From: main@RealSTMFC.groups.io [mailto:main@RealSTMFC.groups.io] On Behalf Of Bill Daniels via Groups.Io
Sent: Monday, March 11, 2019 9:36 AM
Subject: Re: [RealSTMFC] Unidentified deep well flatcar
Actually, Dan, there WAS a vessel designed and built to contain a nuclear bomb... strange as it may seem. Frankly, when I first read about it, I didn’t think it would work, and apparently it was never tested. It was written up a few years ago, when a lot of information from the Manhattan Project was declassified. It was designed to withstand the pressure of the explosion, however I believe that the extreme temperature of even the small yield A-Bomb of the day combined with the pressure would have overwhelmed the “containment” vessel. This photo may well have been of it. Additionally It does not look like any of the reactor vessels I am familiar with... there are no inlet and outlets for the primary coolant.
San Anselmo, California
On Mar 11, 2019, at 6:22 AM, Daniel A. Mitchell <danmitch@... <mailto:danmitch@...> > wrote:
Whatever it is, it’s NOT “the gadget”, the first A-bomb. It’s too large, and altogether the wrong shape. It looks like a pressure vessel, possibly a reactor containment vessel. "The Gadget” was assembled at Los Alamos, and detonated nearby. There are photos of it being hauled around by truck. The shell of it may have been shipped in by rail, but THIS is not that. There’s not much point in putting a pressure vessel around an A-bomb. Does it say WHERE the photo was taken. Hanford, WA, maybe?

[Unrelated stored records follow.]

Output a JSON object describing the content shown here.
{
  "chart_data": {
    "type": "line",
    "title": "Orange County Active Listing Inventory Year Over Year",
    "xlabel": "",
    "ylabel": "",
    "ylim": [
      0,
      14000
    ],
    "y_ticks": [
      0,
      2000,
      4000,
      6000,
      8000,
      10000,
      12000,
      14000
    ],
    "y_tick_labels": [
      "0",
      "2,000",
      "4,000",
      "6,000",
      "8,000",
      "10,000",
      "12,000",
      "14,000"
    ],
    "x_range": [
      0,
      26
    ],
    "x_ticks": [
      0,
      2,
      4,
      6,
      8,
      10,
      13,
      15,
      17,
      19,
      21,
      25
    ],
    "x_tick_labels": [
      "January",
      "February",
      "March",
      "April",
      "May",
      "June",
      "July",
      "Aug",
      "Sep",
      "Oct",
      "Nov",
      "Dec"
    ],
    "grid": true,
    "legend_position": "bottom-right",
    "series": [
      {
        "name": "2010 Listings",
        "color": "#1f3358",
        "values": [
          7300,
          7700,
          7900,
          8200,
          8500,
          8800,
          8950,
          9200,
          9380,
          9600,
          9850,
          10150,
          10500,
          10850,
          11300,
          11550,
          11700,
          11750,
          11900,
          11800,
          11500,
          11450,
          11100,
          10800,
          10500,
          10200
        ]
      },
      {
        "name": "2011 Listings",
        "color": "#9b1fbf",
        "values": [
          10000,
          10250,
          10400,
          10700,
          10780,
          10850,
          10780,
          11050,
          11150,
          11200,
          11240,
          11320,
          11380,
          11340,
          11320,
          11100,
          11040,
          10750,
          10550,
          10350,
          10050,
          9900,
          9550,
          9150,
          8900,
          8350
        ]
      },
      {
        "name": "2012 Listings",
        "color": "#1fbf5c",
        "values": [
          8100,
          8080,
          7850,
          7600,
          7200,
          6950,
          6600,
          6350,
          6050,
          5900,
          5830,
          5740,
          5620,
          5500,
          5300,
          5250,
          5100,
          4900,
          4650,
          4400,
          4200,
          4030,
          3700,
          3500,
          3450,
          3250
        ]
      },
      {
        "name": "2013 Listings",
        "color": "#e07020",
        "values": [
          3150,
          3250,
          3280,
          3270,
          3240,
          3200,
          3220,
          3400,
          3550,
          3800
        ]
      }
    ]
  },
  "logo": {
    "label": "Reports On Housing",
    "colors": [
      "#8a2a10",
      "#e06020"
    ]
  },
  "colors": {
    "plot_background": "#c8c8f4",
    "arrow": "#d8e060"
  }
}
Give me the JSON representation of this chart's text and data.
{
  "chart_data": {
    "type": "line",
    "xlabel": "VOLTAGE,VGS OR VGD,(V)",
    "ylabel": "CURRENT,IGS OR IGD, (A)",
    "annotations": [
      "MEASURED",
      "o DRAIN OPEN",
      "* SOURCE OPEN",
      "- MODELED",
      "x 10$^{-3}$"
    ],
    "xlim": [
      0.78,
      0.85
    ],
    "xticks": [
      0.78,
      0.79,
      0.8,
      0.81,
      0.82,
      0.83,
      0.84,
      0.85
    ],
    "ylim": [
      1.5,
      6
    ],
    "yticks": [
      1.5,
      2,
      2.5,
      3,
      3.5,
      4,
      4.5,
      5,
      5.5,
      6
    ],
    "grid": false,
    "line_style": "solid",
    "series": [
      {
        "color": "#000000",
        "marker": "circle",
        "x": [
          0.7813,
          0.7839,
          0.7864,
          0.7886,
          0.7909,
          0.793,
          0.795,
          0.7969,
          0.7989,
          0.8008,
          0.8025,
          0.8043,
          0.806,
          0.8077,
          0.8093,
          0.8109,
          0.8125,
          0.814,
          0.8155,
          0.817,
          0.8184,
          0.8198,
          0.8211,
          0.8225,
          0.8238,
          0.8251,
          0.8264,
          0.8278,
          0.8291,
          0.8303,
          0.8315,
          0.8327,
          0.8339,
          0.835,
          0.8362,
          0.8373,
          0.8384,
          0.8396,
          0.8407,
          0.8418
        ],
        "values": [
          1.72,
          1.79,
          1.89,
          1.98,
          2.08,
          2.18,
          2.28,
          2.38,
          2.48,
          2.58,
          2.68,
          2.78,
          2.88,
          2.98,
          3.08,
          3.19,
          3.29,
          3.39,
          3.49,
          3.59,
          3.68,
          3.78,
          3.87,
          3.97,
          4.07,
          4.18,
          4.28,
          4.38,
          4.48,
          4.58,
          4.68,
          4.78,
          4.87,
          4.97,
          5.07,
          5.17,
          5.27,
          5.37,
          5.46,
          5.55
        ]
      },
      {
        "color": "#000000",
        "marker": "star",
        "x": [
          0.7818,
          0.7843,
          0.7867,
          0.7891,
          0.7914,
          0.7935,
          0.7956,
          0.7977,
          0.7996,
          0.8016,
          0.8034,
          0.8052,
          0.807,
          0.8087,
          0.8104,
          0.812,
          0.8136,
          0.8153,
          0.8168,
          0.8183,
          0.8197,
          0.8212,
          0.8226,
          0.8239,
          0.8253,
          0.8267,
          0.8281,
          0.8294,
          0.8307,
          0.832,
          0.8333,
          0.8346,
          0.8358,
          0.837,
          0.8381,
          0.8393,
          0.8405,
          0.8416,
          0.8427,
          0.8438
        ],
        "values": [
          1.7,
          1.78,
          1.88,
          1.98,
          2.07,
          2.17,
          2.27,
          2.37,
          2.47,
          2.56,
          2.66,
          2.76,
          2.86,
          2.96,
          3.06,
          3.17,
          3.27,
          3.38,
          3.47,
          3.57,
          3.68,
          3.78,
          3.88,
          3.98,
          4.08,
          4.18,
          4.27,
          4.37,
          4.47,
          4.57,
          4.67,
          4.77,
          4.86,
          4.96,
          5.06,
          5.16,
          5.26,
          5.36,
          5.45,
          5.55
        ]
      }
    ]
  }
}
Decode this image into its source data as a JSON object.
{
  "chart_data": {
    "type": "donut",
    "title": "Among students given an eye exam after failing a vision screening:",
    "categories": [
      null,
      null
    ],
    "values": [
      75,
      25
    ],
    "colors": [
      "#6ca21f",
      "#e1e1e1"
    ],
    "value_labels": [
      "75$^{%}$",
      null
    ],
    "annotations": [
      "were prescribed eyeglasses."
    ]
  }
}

As for nuclear bombs, they have to be moved "somehow”. Nobody but the government knows for sure. For years it’s been assumed the infamous “DOD white train” is used for this … nowadays mostly hauling ICBMs and warheads about. There are a lot fewer of them today than at the peak of the cold war. The missiles are also much smaller.
On Mar 11, 2019, at 8:17 AM, Donald B. Valentine via Groups.Io <email@example.com <mailto:firstname.lastname@example.org> > wrote:
Does anyone have any idea of what railroad owned the deep well flatcar in the photo attached
that the first A-bomb was being unloaded from in the desert? This is from recently released CIA
documents. Then, too, it could have been government owned. Presume such things are still
shipped in a similar manner. Just as long as they are not armed!